'The Woman In The Window' Locks Amy Adams Inside
The Woman In The Window has been a little ... snakebit, let's just get that out of the way first. Filmed in 2018 (!), it was scheduled to come out in 2019 (!!), but it was pushed to 2020 for reshoots (!!!) and then to 2021 because of the pandemic (!!!!). That's a long road. Meanwhile, the writer of the novel on which the film is based was the subject of an explosive article in The New Yorker accusing him of a variety of deceptions, and producer Scott Rudin was confronted with allegations as well, particularly about his treatment of assistants.
What's odd is that in a lot of ways, the film, coming to Netflix on May 14, has a solid pedigree. Directed by Joe Wright (Atonement, Hanna, Darkest Hour) and starring Amy Adams, it works from a screenplay by playwright Tracy Letts. The cast includes Gary Oldman, Brian Tyree Henry, Julianne Moore, and Anthony Mackie. Furthermore, there's something that seems perhaps timely in a film about agoraphobia coming out at the tail end of, for a lot of people, a period of rather intense isolation.
Adams plays a child psychologist named Anna Fox. She lives alone, but has phone conversations with her (ex-?)husband (Mackie) about how he and their daughter are doing. She does not go out. At all. She explains that she is agoraphobic, although it's initially unclear how long this has been the case. She has everything delivered, and she has the help of a scruffy downstairs tenant (a charming but opaque Wyatt Russell, of Lodge 49 and more recently The Falcon and the Winter Soldier), who does his best to navigate her anxieties.
Anna becomes interested in the new neighbors across the street, and when she meets the teenage son (Fred Hechinger) and the mother (Moore), she begins to feel an attachment. But then she witnesses something from her window — she is, after all, the woman in the ... well, you know — and she becomes concerned. Eventually, she also meets the family patriarch (Oldman). Before long, she's in contact with a cop (Henry) who's unsure what to make of her worries.

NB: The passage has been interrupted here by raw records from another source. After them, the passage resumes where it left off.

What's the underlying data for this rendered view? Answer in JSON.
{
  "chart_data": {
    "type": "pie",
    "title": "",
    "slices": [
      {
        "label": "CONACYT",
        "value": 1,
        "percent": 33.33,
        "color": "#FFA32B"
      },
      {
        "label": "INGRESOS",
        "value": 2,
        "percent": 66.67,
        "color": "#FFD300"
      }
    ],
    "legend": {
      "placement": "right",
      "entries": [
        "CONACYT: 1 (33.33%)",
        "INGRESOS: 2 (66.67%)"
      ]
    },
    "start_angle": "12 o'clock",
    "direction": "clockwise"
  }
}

The Woman In The Window belongs to a class of domestic thrillers that blossomed with new energy after Gone Girl was published in 2012. It particularly seems to call back to The Girl On The Train, published in 2015 and made into a movie starring Emily Blunt the following year. They resemble each other not just because of their similar titles, but because they are both about women who believe they have seen something and are forced to consider whether, in fact, they have not. They are both about women whose deeply troubled lives call into question nearly everything they say. Narrators not only unreliable to the reader (or the watcher), but unreliable to themselves.
One challenge of this kind of story is that it has a limited number of places to go. Either Anna saw what she thinks she did, or she didn't. Either she will be vindicated, or she will not. We've seen both of those endings before when it comes to the unreliable narrator: We've seen what it looks like when everyone says, "I'm so sorry I doubted you," and we've seen what it looks like when reality closes in and the narrator's unreliability turns out to have been flat-out misdirection.
Thus, as in so many genre pieces, it's all about how you get from point A to point B. Nobody stays with a film just for a jack-in-the-box to either pop out or not. There are some strong moments — and there's some visual inventiveness — as Anna tries to reconcile her present and her past. But without spoiling anything, I'll say that the conclusion of this story just isn't that inventive. It's convoluted — reportedly, confusion is part of why reshoots happened. That's pretty common in stories that endeavor to get to a place where they've tied enough knots in the thread that it's almost impossible for anyone to say they truly anticipated where the story was going. But convoluted just requires throwing in a lot of plot detritus to conceal the truth. Inventiveness means using the formula to do something meaningfully new, and that's where this film falls short.
They might get away with the familiar plot if there were a little more dimension to these characters. This is particularly true of Anna herself, whose fear and paranoia seem ... well, like well-trod cinematic territory of fear and paranoia. The most intriguing character is the one played by Julianne Moore, whose laugh is unsettling and whose friendliness is ominous, but her appearance is regrettably brief. Oldman is playing a well-worn type, as is Hechinger. There's a good scene late in the film between Adams and the wildly charismatic Brian Tyree Henry, and if there had been a way to make the film more of a two-hander between them as she tries to convince him to believe her, it might have felt like a stronger story.
As it is, you get a good cast working with a good director and screenwriter on a story that just doesn't have enough to offer.